Remember dropping off a shoebox of valentines for you after school. My valentine box full of cards.  I remember that so well.  All the love poured into that box I had made with so much hope....Alas it would be decades until I found my true love. 


Your house was dark and quiet and there was an overwhelming feeling of sorrow.  I really have very little memory of the time after my Dad died.  I do know I could not leave my Mom's side...my Dad was gone and my life was so unsure.



Can’t remember when Tiger Lilly (who plopped down and ate one of your white patent leather shoes with red lace ribbons . . . after racing around your dining room table playing keep away with us) moved away -- when your dad first became ill or later.


I don’t ever remember seeing your dad smoke and always had this story in my head that he worked in the coal mines in Pennsylvania for a brief period in his youth.  I have lots of false memories like this. I don’t know where they come from.  Sometimes they scare me.


I remember you coming to our house in the mornings for breakfast before school for awhile.  I had the room next to the living room with a bed that folded up into the wall and was held up with pegs.  I remember that bed.  It was so cool.  Hoover just whipped it up...it seemed like in a weekend.  It may have taken longer.  He was quite handy with wood.  He made  your kitchen cabinets too.

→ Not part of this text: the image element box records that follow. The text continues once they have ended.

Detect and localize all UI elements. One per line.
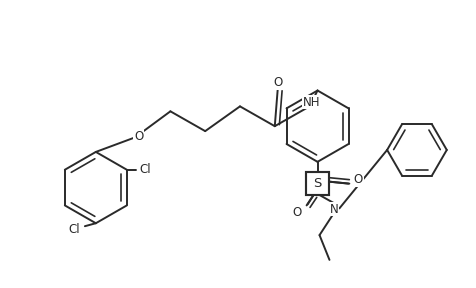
Text: S: S [313, 177, 321, 190]
Text: Cl: Cl [68, 223, 79, 236]
Text: O: O [273, 76, 282, 89]
Text: N: N [329, 203, 338, 216]
Text: NH: NH [302, 96, 320, 109]
Text: Cl: Cl [139, 163, 150, 176]
Bar [306, 172, 328, 195]
Text: O: O [353, 173, 362, 186]
Text: O: O [134, 130, 143, 143]
Text: S: S [313, 177, 321, 190]
Text: O: O [291, 206, 301, 219]
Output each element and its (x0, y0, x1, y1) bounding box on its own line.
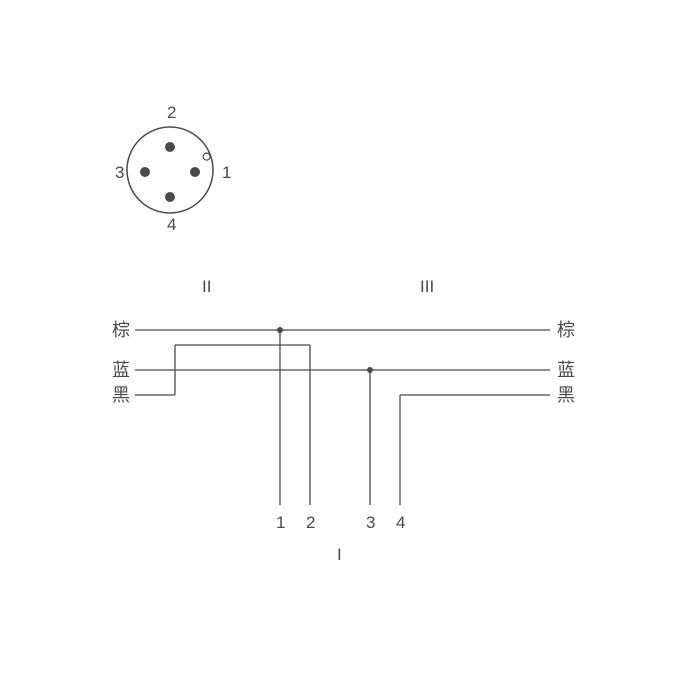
connector-pin-label-2: 2 (167, 103, 176, 122)
port-label-iii: III (420, 277, 434, 296)
port-label-i: I (337, 545, 342, 564)
left-label-blue: 蓝 (112, 360, 130, 380)
connector-face (127, 127, 213, 213)
connector-pin-4 (165, 192, 175, 202)
connector-pin-1 (190, 167, 200, 177)
left-label-brown: 棕 (112, 320, 130, 340)
connector-pin-label-1: 1 (222, 163, 231, 182)
bottom-num-3: 3 (366, 513, 375, 532)
bottom-num-4: 4 (396, 513, 405, 532)
right-label-blue: 蓝 (557, 360, 575, 380)
connector-pin-label-4: 4 (167, 215, 176, 234)
port-label-ii: II (202, 277, 211, 296)
right-label-brown: 棕 (557, 320, 575, 340)
right-label-black: 黑 (557, 385, 575, 405)
left-label-black: 黑 (112, 385, 130, 405)
connector-key-notch (203, 153, 210, 160)
connector-pin-label-3: 3 (115, 163, 124, 182)
wiring-diagram (135, 327, 550, 505)
junction-1 (367, 367, 373, 373)
connector-pin-2 (165, 142, 175, 152)
connector-pin-3 (140, 167, 150, 177)
junction-0 (277, 327, 283, 333)
bottom-num-2: 2 (306, 513, 315, 532)
bottom-num-1: 1 (276, 513, 285, 532)
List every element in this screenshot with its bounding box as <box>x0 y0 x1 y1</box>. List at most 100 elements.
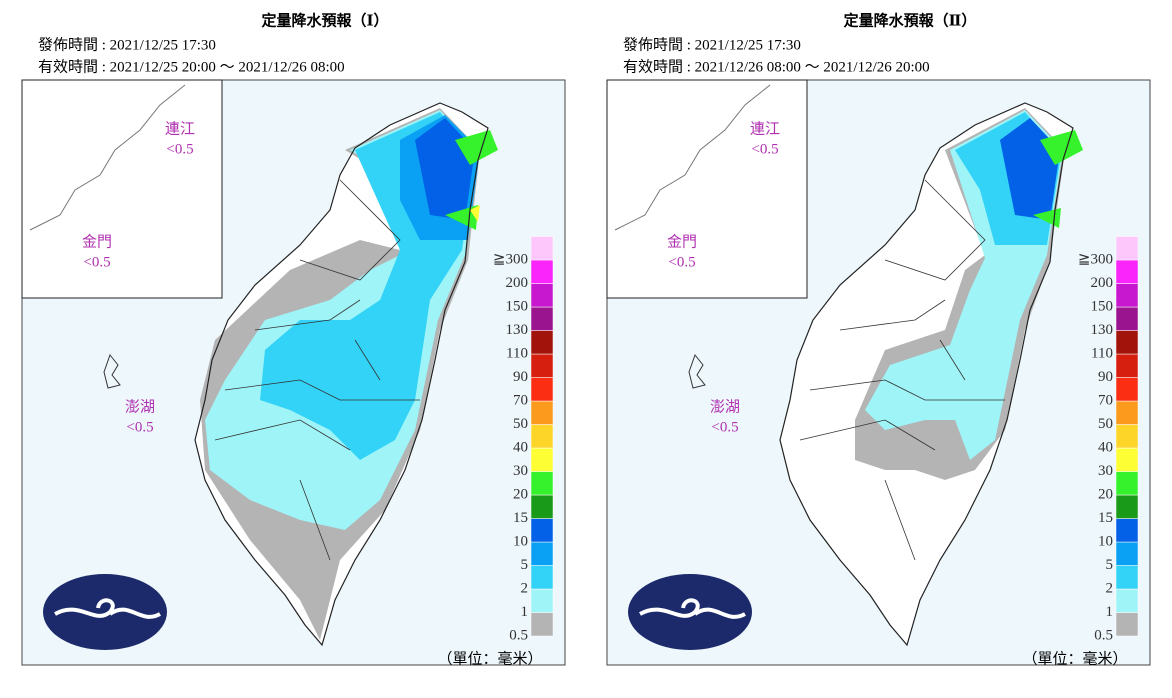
legend-swatch <box>1115 518 1139 543</box>
legend-swatch <box>530 494 554 519</box>
issue-time: 發佈時間 : 2021/12/25 17:30 <box>623 36 801 53</box>
legend-swatch <box>530 400 554 425</box>
legend-swatch <box>1115 283 1139 308</box>
legend-label: 20 <box>1098 486 1113 502</box>
penghu <box>103 353 121 389</box>
island-name: 澎湖 <box>125 398 155 415</box>
panel-title: 定量降水預報（Ⅰ） <box>261 11 388 29</box>
legend-label: 1 <box>1106 604 1114 620</box>
legend-swatch <box>1115 353 1139 378</box>
legend-swatch <box>1115 306 1139 331</box>
legend-swatch <box>530 353 554 378</box>
island-value: <0.5 <box>751 141 778 157</box>
legend-swatch <box>530 565 554 590</box>
coastline <box>29 84 186 231</box>
legend-swatch <box>530 471 554 496</box>
logo-swirl <box>54 598 161 619</box>
island-value: <0.5 <box>83 254 110 270</box>
panel: 定量降水預報（Ⅰ） 發佈時間 : 2021/12/25 17:30 有效時間 : 2… <box>21 11 566 667</box>
legend-swatch <box>530 377 554 402</box>
legend-swatch <box>1115 588 1139 613</box>
legend-swatch <box>530 541 554 566</box>
rain-area <box>470 205 480 222</box>
legend-swatch <box>1115 494 1139 519</box>
legend-swatch <box>1115 541 1139 566</box>
island-value: <0.5 <box>166 141 193 157</box>
legend-label: 110 <box>506 345 528 361</box>
legend-swatch <box>530 259 554 284</box>
panel: 定量降水預報（Ⅱ） 發佈時間 : 2021/12/25 17:30 有效時間 : 2… <box>606 11 1151 667</box>
legend-label: 150 <box>506 298 529 314</box>
legend-label: 5 <box>1106 557 1114 573</box>
legend-swatch <box>530 447 554 472</box>
legend-label: 150 <box>1091 298 1114 314</box>
valid-time: 有效時間 : 2021/12/26 08:00 ～ 2021/12/26 20:… <box>623 58 930 75</box>
legend-swatch <box>1115 236 1139 261</box>
legend-label: 40 <box>513 439 528 455</box>
legend-swatch <box>1115 612 1139 637</box>
legend-swatch <box>1115 424 1139 449</box>
legend-label: 2 <box>521 580 529 596</box>
legend-label: 200 <box>1091 275 1114 291</box>
inset-box <box>21 79 223 299</box>
legend-label: 0.5 <box>1094 627 1113 643</box>
penghu <box>688 353 706 389</box>
legend-label: 200 <box>506 275 529 291</box>
legend-label: 5 <box>521 557 529 573</box>
legend-label: 90 <box>1098 369 1113 385</box>
unit-label: （單位：毫米） <box>1022 649 1127 667</box>
rain-area <box>455 130 498 165</box>
county-borders <box>799 179 1005 561</box>
logo <box>43 574 167 650</box>
legend-label: 1 <box>521 604 529 620</box>
panel-title: 定量降水預報（Ⅱ） <box>844 11 977 29</box>
legend-swatch <box>530 236 554 261</box>
island-value: <0.5 <box>668 254 695 270</box>
legend-swatch <box>1115 447 1139 472</box>
island-value: <0.5 <box>126 419 153 435</box>
legend-label: 50 <box>513 416 528 432</box>
inset-box <box>606 79 808 299</box>
legend-swatch <box>530 588 554 613</box>
valid-time: 有效時間 : 2021/12/25 20:00 ～ 2021/12/26 08:… <box>38 58 345 75</box>
legend-swatch <box>530 330 554 355</box>
legend-label: 10 <box>1098 533 1113 549</box>
island-name: 連江 <box>165 120 195 137</box>
legend-label: ≧300 <box>493 251 528 267</box>
legend-label: 50 <box>1098 416 1113 432</box>
legend-label: 30 <box>1098 463 1113 479</box>
legend-label: 2 <box>1106 580 1114 596</box>
rain-area <box>1040 130 1083 165</box>
island-name: 金門 <box>82 233 112 250</box>
legend-label: 90 <box>513 369 528 385</box>
legend-label: 0.5 <box>509 627 528 643</box>
island-name: 澎湖 <box>710 398 740 415</box>
legend-swatch <box>1115 400 1139 425</box>
logo <box>628 574 752 650</box>
unit-label: （單位：毫米） <box>437 649 542 667</box>
legend-swatch <box>530 424 554 449</box>
legend-label: 20 <box>513 486 528 502</box>
legend-label: 130 <box>506 322 529 338</box>
legend-label: 70 <box>513 392 528 408</box>
legend-swatch <box>1115 471 1139 496</box>
island-name: 連江 <box>750 120 780 137</box>
legend-label: 15 <box>513 510 528 526</box>
legend-swatch <box>1115 565 1139 590</box>
legend-label: 110 <box>1091 345 1113 361</box>
legend-swatch <box>1115 330 1139 355</box>
legend-label: 15 <box>1098 510 1113 526</box>
legend-label: 40 <box>1098 439 1113 455</box>
logo-swirl <box>639 598 746 619</box>
legend-label: 10 <box>513 533 528 549</box>
legend-label: ≧300 <box>1078 251 1113 267</box>
legend-label: 30 <box>513 463 528 479</box>
island-name: 金門 <box>667 233 697 250</box>
legend-swatch <box>1115 259 1139 284</box>
legend-swatch <box>1115 377 1139 402</box>
legend-swatch <box>530 306 554 331</box>
legend-label: 70 <box>1098 392 1113 408</box>
legend-label: 130 <box>1091 322 1114 338</box>
county-borders <box>214 179 420 561</box>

I remember you calling your mom when you got home from school each day.  I had a code to talk to her.  If I didn't want to do something after school the code was "how about".  IF I said how about I do whatever.  She knew the answer was no!  Amazing Mom.


I remember you reconciling your mom’s checkbook at your dining room table (that must have been junior high or high school?).  It was my job in 11th and 12th grade to balance her checkbook, write the checks and mail the bills in a timely fashion.  Taught me about money like no one else I knew at the time.  A redeeming quality Tim really liked in me.  My ability to balance a checkbook, save and not spend money like water!


I remember looking all over the neighborhood on a very windy day, for Richard Segar’s knit hat “that his grandmother made for him” which you plucked from his head and tossed up into a tree, since he was not in the mood to play keep away with us that day.  Some people have no sense of humor.  I think that was 7th grade? That is one of Roseanne's favorite childhood stories!  Ricky Segar!  Mr. Military!


 . . . Turned out he had come back to the tree earlier and retrieved his hat and took great delight in our having to scour the neighborhood for several hours looking for it.
 
Thank you for the memories Tracy.  Thank you for being the best friend a girl could hope for.